Question

Prove that ${\sec ^6}\theta = 1 + {\tan ^{^6}}\theta + 3{\sec ^2}\theta {\tan ^2}\theta$.

Answer 1

Hint- Use the algebraic identity $\left( {{a^3} - {b^3} = \left( {a - b} \right)\left( {{a^2} + {b^2} + ab} \right)} \right)$ and $\left( {{{\sec }^2}\theta - {{\tan }^{^2}}\theta } \right) = 1$.
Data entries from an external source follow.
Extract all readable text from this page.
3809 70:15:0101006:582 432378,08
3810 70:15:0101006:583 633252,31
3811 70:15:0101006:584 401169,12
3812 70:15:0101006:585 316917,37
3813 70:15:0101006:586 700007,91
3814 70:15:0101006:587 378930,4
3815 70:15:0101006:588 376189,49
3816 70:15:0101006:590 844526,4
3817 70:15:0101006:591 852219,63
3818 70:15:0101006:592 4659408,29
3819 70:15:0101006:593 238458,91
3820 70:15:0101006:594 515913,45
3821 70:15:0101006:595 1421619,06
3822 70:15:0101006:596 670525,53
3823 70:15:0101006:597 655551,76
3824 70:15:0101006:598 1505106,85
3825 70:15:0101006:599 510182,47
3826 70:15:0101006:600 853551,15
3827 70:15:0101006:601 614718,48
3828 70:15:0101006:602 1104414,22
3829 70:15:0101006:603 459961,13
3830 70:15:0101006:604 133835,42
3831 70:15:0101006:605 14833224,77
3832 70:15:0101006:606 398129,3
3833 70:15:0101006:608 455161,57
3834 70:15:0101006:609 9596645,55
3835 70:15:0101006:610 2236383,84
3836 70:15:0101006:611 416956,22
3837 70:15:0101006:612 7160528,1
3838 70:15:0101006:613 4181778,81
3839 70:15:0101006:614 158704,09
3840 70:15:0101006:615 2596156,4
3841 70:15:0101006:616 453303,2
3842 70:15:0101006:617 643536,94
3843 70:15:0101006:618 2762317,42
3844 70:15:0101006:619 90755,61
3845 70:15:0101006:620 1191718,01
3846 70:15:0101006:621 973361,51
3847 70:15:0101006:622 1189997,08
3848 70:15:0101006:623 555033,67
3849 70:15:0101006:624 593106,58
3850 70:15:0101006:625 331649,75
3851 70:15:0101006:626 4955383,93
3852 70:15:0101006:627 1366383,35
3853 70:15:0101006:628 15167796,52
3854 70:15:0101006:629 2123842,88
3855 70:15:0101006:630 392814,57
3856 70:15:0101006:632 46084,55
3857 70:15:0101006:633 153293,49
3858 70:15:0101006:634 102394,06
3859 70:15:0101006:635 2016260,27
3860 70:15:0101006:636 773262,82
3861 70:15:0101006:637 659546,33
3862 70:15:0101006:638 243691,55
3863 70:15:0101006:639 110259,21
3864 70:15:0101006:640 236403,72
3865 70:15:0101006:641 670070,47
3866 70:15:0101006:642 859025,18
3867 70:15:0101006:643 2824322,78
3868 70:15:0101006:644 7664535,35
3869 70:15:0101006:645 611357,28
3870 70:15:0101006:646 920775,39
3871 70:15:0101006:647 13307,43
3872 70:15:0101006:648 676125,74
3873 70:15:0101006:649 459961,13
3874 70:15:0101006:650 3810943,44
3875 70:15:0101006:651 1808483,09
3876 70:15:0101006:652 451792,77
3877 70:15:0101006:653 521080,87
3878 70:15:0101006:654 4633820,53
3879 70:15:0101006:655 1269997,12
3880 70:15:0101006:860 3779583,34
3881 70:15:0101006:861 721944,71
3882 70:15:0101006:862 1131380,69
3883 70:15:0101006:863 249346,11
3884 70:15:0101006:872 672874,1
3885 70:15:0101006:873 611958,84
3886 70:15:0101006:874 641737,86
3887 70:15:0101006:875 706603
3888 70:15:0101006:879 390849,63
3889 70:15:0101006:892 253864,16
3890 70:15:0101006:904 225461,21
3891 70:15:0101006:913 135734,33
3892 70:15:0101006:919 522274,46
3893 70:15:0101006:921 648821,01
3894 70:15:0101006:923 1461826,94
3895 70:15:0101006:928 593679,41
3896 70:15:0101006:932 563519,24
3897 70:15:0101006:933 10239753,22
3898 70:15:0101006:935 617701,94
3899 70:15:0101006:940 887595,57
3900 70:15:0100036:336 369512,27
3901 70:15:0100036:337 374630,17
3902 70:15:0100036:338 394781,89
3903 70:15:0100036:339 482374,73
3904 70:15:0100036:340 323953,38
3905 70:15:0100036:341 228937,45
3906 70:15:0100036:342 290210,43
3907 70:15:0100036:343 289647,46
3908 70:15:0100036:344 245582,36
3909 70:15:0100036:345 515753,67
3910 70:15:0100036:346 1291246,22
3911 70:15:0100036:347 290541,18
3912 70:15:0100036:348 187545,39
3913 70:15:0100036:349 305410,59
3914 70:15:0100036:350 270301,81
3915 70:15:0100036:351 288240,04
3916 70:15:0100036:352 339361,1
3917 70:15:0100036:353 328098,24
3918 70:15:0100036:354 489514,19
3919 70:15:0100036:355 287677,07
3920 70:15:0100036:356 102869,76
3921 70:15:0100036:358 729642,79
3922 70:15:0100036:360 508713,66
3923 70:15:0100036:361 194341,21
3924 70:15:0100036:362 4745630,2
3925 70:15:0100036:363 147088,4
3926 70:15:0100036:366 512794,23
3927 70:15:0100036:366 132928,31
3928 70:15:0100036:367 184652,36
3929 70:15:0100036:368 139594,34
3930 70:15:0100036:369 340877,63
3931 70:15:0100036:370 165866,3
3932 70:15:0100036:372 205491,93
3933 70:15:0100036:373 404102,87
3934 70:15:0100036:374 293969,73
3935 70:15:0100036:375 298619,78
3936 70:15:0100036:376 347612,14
According to question Let first rewrite the equation given as below-
${\sec ^6}\theta - {\tan ^{^6}}\theta - 3{\sec ^2}\theta {\tan ^2}\theta = 1$
Taking the LHS and rearrange the equation as below
${\sec ^6}\theta - {\tan ^{^6}}\theta - 3{\sec ^2}\theta {\tan ^2}\theta$
$\Rightarrow {\left( {{{\sec }^2}\theta } \right)^3} - {\left( {{{\tan }^2}\theta } \right)^3} - 3{\sec ^2}\theta {\tan ^2}\theta$ ………. (1)
Now if we clearly look the above equation it is of the form ${a^3} - {b^3}$ and by algebraic identity we know that ${a^3} - {b^3} = \left( {a - b} \right)\left( {{a^2} + {b^2} + ab} \right)$
So rewriting the equation (1) we get
$\Rightarrow \left( {{{\sec }^2}\theta - {{\tan }^2}\theta } \right)\left( {{{\sec }^{^4}}\theta + {{\tan }^4}\theta + {{\sec }^2}\theta {{\tan }^2}\theta } \right) - 3{\sec ^2}\theta {\tan ^{^2}}\theta$
Now by trigonometric identity we know that \left\\{ {{{\sec }^2}\theta - {{\tan }^2}\theta = 1} \right\\}
$\Rightarrow 1\left( {{{\sec }^{^4}}\theta + {{\tan }^4}\theta + {{\sec }^2}\theta {{\tan }^2}\theta } \right) - 3{\sec ^2}\theta {\tan ^{^2}}\theta$
$\Rightarrow {\sec ^{^4}}\theta + {\tan ^4}\theta + {\sec ^2}\theta {\tan ^2}\theta - 3{\sec ^2}\theta {\tan ^{^2}}\theta$
$\Rightarrow {\sec ^{^4}}\theta + {\tan ^4}\theta - 2{\sec ^2}\theta {\tan ^{^2}}\theta$
Or, above can be written as
$\Rightarrow {\left( {{{\sec }^2}\theta - {{\tan }^{^2}}\theta } \right)^2}{\left( {{{\tan }^{^2}}\theta - {{\sec }^2}\theta } \right)^2}$
Again, by trigonometric identity we know that \left\\{ {{{\sec }^2}\theta - {{\tan }^2}\theta = 1} \right\\}

$$\Rightarrow {\left( 1 \right)^2}{\text{ or }}{\left( { - 1} \right)^2} \\\ \Rightarrow 1 \\\$$

Therefore LHS ${\sec ^6}\theta - {\tan ^{^6}}\theta - 3{\sec ^2}\theta {\tan ^2}\theta = 1$ or we can say${\sec ^6}\theta = 1 + {\tan ^{^6}}\theta + 3{\sec ^2}\theta {\tan ^2}\theta$
Hence Proved.

Note- Whenever this type of question appears always bring the RHS terms to LHS and then solve LHS. Afterwards rearrange the equation such that it makes an algebraic identity [ as in our question we converted the equation ${\sec ^6}\theta - {\tan ^{^6}}\theta - 3{\sec ^2}\theta {\tan ^2}\theta$ to the form ${a^3} - {b^3}$].Remember the trigonometric identity $\left( {{{\sec }^2}\theta - {{\tan }^{^2}}\theta } \right) = 1$.